Elastic pipelining system that can dynamically allocate resources.
Bottom layers converge faster than top layers. No need to keep training them. When you exclude the bottom layers, you gotta load balance for performance.
They exclude freezed layers from the model, then rebalance the pipeline (increase the dp width if necessary).
- If we exclude some layers, we can pack rest of the layers into smaller number of GPUs.
- If we can pack them into smaller number of GPUs, we can increase the DP width (more pipeline replicas).
- The factors that affect the efficiency of pipeline partitioning:
- Partition granularity
- Cross-partition activation size
- Chunking (the number of micro-batches) in mini-batches.
- They evaluate with:
- VIT on ImageNet
- BERT on GLUE and SQUAD.
- They maintain a customized version of PyTorch GPipe.
-
Maintaining optimally balanced partitions does not guarantee the fastest training speed.
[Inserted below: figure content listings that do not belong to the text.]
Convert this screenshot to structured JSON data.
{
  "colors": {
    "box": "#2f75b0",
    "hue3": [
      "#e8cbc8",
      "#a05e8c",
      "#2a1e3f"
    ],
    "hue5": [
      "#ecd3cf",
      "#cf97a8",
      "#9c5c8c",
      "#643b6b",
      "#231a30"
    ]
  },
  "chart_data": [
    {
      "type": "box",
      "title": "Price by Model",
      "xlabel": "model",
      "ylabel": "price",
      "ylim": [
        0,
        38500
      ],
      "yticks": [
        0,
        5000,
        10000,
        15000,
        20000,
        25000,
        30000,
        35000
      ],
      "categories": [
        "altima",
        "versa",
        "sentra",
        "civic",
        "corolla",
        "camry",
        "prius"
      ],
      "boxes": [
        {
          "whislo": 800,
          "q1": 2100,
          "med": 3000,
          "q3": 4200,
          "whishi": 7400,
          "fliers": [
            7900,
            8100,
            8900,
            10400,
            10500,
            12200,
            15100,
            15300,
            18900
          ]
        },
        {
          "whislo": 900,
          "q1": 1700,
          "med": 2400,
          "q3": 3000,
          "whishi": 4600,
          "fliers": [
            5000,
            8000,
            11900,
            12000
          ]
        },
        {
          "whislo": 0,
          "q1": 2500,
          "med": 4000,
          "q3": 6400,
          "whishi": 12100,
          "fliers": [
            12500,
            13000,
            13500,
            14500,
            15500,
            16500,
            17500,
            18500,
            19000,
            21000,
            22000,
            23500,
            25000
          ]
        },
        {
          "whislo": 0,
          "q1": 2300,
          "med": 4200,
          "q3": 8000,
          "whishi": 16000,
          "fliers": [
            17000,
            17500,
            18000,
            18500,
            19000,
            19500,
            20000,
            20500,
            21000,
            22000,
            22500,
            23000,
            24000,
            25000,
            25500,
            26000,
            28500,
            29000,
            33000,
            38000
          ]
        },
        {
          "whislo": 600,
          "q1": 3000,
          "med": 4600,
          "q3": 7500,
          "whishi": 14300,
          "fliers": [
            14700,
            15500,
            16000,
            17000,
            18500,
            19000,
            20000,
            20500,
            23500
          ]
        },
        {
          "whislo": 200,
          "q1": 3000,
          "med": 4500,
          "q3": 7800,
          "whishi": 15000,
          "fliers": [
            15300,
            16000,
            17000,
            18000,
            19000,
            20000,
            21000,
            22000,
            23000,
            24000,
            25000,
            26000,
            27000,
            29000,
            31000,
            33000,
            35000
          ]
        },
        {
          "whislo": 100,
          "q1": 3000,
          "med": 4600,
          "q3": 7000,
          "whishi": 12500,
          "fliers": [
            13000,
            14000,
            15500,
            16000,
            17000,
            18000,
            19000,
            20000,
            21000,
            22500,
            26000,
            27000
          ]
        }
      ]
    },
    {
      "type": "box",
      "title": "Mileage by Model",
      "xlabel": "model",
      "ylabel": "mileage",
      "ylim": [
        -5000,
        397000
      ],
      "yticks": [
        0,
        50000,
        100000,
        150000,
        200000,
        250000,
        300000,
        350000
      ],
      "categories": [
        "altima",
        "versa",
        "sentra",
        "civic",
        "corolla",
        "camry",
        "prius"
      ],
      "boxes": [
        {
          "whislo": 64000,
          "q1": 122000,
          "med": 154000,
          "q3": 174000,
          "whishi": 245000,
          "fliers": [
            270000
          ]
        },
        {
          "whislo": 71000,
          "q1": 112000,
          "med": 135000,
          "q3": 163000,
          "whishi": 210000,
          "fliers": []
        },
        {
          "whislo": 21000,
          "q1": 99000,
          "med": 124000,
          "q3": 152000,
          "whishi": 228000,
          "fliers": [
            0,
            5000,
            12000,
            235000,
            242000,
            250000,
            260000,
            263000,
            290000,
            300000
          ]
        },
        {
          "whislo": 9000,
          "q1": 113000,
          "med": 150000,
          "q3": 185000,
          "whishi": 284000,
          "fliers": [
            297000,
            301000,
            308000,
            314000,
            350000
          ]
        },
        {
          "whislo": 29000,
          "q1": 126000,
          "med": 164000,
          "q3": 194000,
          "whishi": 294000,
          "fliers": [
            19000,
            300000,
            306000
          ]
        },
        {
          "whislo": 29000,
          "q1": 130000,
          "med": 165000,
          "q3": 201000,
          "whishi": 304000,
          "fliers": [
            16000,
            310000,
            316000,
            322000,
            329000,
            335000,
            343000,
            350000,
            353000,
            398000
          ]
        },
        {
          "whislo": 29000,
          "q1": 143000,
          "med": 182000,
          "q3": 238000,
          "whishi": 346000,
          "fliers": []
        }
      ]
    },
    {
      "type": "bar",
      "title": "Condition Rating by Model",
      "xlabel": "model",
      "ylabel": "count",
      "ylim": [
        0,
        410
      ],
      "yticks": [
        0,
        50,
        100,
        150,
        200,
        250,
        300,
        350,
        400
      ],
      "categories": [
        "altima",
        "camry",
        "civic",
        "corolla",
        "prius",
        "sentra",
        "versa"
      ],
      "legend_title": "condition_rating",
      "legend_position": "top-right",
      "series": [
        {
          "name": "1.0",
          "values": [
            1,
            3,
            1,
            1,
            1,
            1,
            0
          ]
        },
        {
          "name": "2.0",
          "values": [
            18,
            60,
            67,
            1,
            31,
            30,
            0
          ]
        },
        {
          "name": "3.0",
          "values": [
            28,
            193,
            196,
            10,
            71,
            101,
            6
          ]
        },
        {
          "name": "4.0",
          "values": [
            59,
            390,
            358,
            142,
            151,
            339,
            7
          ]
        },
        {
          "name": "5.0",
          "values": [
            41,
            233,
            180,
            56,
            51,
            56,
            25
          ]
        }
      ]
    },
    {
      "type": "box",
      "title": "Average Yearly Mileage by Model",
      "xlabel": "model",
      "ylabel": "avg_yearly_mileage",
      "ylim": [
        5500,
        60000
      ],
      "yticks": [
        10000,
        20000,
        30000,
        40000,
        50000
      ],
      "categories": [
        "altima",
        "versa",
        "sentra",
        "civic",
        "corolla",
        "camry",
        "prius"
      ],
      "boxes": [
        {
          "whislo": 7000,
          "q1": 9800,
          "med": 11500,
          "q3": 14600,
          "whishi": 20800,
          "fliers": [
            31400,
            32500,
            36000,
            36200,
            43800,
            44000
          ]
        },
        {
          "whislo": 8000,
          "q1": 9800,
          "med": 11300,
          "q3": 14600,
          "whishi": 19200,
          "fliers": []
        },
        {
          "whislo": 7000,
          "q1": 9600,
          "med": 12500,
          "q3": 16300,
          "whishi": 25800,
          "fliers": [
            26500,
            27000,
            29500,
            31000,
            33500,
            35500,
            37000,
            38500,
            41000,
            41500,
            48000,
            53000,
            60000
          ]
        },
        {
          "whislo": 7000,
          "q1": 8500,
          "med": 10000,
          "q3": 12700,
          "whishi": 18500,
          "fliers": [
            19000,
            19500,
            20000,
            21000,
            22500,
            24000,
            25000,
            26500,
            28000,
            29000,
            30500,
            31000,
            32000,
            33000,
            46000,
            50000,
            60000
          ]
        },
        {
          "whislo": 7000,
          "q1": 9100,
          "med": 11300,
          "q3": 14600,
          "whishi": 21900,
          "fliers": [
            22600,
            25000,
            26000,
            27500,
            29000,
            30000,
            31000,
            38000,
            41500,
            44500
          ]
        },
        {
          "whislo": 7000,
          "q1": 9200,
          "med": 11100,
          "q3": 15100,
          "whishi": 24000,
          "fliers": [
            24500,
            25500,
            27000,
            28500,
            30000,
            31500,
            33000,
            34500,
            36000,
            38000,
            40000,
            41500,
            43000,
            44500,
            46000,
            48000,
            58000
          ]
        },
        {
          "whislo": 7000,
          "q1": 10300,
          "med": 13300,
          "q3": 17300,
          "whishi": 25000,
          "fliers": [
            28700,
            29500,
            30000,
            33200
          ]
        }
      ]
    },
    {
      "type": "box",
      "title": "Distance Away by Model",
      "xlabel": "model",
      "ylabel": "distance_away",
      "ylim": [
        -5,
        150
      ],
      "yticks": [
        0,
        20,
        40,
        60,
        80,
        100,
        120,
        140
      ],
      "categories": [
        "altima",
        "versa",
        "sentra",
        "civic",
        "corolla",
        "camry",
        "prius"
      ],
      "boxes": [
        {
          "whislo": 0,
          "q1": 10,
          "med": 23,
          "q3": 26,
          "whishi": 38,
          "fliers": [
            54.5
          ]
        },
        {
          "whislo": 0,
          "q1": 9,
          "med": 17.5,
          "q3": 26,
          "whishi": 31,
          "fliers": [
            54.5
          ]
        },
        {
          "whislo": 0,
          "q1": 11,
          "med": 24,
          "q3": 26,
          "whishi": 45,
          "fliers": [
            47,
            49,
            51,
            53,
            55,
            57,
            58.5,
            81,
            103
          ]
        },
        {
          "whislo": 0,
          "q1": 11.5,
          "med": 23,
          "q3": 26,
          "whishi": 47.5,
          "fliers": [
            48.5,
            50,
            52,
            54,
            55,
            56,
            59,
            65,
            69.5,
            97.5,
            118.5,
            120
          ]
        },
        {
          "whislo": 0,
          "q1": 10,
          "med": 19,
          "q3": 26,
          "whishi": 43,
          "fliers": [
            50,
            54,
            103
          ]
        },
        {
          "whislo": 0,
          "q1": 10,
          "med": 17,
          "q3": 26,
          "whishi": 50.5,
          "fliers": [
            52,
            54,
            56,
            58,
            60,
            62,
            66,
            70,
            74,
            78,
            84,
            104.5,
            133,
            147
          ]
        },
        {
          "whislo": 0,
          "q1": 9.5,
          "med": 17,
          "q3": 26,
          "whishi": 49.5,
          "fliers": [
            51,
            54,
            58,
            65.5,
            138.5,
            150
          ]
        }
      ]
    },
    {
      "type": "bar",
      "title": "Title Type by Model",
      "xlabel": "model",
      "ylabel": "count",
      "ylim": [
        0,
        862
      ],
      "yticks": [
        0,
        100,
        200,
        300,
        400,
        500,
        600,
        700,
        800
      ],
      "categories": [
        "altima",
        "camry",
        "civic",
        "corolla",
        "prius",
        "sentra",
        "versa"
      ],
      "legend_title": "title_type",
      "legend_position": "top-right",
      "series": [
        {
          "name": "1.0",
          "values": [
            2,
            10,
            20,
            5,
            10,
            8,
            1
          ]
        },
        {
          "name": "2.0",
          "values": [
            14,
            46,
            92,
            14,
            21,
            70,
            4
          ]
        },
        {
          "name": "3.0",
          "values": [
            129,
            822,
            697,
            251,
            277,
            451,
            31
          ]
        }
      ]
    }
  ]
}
There are other considerations such as:
- Cross-partition communication overhead: Placing a partition boundary in the middle of a skip connection leads to additional communications since tensors in the skip connection must now be copied to a different GPU.
- Frozen layer memory footprint
-
It is sub-optimal to maintain a static number of microbatches.
-
Since DDP must wait for the last micro-batch to finish its backward computation on a parameter before launching its gradient synchronization, finer micro-batches lead to a smaller overlap between computation and communication.
-
Challenges:
- DDP Communication: Collective communications in PyTorch DDP requires static membership, which prevents new pipelines from connecting with existing ones.
- State Synchronization: Newly activated processes must be consistent with existing pipelines in the training progress (e.g., epoch number and learning rate), weights and optimizer states, the boundary of frozen layers, and pipeline GPU range.
- Dataset Redistribution: The dataset should be re-balanced to match a dynamic number of pipelines.
-
Solutions:
- Double communication process groups for DDP.
- To redistribute the dataset, they implement a variant of DistributedSampler that can adjust data samples to match the number of active pipeline replicas.